RP: Several years ago, a friend visited and said she was going to do the Ironman. I thought she was crazy. Then, in 2009, a photographer friend told me the story of Matt Long, a former New York City firefighter, who had been run over by a bus on his way to work and not only survived but fought to get back into shape and completed the Lake Placid Ironman. I saw his finish on YouTube and decided I had to try it. In 2010, I volunteered at the race, and then entered in 2011. I hit the gym in January and February, found a training program online, and started training in March. I was worried about not making the cutoff times. You need to finish the bike loop by 5:30, and I came in at 5:15. I ended up completing the race in 16 hours, so I made all the cutoffs.
VS: And did you enjoy it?
RP: It was great. I had only done small, local triathlons, and this one has thousands of people supporting their athletes. My husband and children were there, together with my parents, my brother and his wife, my sister and her family, and lots of friends, all wearing T-shirts supporting me. It was a long day for my kids because the race started at 7 a.m. Before the finish, you go through the Olympic Oval, but then you have to run another two miles and come back. My youngest was still awake when I went through the Oval, but then he fell fast asleep when I came back in, in spite of the loud music and cheering. It was very emotional and just great.
VS: What do like about endurance sports?
RP: I just like being out there for a long time to see if I can keep going. I don’t know what allows me to keep up and endure the pain, but I enjoy that I can do it. I like the challenge and the mental part and the fact that people think I’m crazy. Honestly, it’s a good teaching tool. My kids know the story about me being overweight as a kid and being teased about it. I can show them that you don’t have to win; just do your best. If you work hard at something and really want it, you can get it.

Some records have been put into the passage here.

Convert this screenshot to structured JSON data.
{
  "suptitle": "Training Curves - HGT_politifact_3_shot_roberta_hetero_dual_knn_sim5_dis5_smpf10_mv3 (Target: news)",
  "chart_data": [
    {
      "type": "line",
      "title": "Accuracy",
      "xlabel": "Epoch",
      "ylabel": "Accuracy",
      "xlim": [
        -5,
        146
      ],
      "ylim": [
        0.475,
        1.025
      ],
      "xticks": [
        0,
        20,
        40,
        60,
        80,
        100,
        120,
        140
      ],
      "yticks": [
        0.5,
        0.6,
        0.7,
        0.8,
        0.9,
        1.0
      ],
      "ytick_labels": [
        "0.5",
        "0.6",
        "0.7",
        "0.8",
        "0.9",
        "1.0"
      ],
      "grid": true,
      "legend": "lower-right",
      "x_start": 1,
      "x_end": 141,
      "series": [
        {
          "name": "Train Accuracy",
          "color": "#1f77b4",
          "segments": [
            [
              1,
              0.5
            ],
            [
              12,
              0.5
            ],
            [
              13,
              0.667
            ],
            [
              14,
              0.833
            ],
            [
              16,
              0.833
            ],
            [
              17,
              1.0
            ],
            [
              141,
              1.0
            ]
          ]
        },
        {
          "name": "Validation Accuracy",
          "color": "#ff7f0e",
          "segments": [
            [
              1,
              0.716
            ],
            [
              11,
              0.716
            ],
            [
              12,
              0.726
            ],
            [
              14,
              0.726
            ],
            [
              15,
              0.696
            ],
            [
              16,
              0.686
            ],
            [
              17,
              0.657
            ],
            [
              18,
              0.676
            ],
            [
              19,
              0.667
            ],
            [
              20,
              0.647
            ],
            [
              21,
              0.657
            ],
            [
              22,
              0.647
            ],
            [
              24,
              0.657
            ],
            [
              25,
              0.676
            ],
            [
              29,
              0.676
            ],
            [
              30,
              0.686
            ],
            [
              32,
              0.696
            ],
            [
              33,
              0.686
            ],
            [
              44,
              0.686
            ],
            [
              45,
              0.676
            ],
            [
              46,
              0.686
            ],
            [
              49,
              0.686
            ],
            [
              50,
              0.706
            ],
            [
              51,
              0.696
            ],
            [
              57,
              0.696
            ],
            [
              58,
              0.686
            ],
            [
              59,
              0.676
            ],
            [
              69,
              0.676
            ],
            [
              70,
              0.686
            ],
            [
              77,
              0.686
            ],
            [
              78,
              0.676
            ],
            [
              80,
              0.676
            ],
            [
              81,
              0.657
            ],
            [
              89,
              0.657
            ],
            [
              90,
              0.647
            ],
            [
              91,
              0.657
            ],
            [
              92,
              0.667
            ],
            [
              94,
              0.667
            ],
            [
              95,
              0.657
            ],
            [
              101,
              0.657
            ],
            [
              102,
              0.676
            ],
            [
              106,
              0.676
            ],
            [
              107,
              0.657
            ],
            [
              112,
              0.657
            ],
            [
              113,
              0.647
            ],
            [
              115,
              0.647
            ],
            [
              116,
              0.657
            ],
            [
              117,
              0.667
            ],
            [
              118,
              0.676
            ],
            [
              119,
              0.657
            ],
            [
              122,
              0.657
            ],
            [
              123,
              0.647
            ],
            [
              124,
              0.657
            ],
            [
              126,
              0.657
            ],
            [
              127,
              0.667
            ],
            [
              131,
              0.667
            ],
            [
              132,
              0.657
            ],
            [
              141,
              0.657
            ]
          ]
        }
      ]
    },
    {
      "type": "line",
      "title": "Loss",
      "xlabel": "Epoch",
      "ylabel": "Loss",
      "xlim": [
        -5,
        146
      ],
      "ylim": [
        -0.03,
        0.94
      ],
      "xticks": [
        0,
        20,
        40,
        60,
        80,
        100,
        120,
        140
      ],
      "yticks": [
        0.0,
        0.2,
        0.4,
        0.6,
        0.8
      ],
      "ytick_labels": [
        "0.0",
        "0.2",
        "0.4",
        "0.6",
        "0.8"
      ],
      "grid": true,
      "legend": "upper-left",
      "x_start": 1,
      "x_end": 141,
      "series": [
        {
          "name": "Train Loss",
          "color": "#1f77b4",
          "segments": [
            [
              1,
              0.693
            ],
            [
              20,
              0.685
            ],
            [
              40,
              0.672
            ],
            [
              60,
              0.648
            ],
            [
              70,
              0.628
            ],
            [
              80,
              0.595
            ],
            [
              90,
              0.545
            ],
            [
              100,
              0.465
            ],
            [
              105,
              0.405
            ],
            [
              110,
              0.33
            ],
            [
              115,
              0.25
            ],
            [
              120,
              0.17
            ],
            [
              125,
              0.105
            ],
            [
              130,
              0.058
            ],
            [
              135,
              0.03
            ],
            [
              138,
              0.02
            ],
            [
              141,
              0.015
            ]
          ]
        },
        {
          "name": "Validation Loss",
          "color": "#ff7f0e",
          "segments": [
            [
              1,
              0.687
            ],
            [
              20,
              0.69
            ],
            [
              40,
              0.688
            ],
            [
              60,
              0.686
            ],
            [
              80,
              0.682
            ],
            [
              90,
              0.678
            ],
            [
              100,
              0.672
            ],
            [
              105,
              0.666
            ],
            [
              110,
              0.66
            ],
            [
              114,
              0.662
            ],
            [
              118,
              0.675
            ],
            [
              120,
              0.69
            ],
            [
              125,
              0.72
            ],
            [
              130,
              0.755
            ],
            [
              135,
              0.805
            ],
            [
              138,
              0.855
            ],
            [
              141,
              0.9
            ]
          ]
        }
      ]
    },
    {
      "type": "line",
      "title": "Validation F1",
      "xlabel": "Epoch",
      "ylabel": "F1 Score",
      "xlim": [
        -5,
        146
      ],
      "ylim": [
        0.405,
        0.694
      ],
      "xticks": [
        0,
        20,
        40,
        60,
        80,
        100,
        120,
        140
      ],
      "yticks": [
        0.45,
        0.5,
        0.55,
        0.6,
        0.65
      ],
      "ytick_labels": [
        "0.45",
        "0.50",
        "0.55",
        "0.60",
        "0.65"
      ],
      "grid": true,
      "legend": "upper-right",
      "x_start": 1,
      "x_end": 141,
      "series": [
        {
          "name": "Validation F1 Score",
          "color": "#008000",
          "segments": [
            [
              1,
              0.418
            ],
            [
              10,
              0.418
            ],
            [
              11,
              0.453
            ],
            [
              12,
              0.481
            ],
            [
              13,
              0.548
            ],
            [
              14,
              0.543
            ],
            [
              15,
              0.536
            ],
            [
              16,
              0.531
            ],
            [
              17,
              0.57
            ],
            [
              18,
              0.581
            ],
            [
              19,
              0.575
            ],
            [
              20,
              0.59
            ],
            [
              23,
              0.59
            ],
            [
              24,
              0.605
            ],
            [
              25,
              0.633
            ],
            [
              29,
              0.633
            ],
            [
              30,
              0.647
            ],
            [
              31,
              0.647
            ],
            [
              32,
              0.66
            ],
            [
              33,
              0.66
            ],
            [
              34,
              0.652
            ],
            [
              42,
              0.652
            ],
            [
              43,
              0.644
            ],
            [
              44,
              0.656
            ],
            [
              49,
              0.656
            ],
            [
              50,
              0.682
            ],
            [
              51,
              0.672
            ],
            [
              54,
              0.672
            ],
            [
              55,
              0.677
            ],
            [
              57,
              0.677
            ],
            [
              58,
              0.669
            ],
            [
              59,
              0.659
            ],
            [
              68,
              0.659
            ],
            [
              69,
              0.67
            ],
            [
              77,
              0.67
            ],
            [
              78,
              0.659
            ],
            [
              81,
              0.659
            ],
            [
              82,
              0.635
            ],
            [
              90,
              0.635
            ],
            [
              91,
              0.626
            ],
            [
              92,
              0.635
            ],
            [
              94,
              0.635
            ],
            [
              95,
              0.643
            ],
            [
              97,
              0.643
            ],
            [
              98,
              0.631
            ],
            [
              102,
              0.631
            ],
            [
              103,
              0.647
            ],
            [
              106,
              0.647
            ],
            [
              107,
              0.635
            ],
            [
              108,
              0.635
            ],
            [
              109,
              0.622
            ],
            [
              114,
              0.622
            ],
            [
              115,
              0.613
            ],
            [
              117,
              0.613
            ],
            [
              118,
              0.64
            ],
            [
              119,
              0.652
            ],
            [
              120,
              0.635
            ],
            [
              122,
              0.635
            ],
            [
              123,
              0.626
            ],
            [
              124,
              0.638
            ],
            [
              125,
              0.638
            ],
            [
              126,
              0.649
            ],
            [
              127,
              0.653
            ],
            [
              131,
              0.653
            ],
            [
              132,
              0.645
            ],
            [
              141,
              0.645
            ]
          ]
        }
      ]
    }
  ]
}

VS: How do you find time to train?
RP: There are some mornings that I’m up at 3:30 to run or use my bike on a trainer or to be at the gym. I do that for two hours and then I meet my friends at the gym for boot-camp stuff and weight training. Then I bring the kids to school and go out for a run or a swim. I also work out with the Mountain Girls Triathlon Club in Bennington, which is a wonderful support group. It does take time, and I have to admit, sometimes my house isn’t always the cleanest, and I don’t make the most exciting meals.
VS: Your husband says you’re an inspiration to others.
RP: I hope so. Some of my friends say they think about me when they don’t want to go out for a run, and it makes them go out. I volunteer for Girls on the Run, which is a great group. Some kids struggle with their weight, and I look at them and see myself as a child, and I want to help. At the end of the Ironman in Lake Placid, a little girl—maybe 12 years old and overweight—asked me if I wanted anything. I said I was fine, and she said that she was impressed with what I was doing. I told her that I used to be overweight, and she told me she thought I was amazing. That was so inspiring. I’ve got my kids doing triathlons too. My youngest did one with a life vest for the swim part and riding a tricycle. They think it’s pretty cool.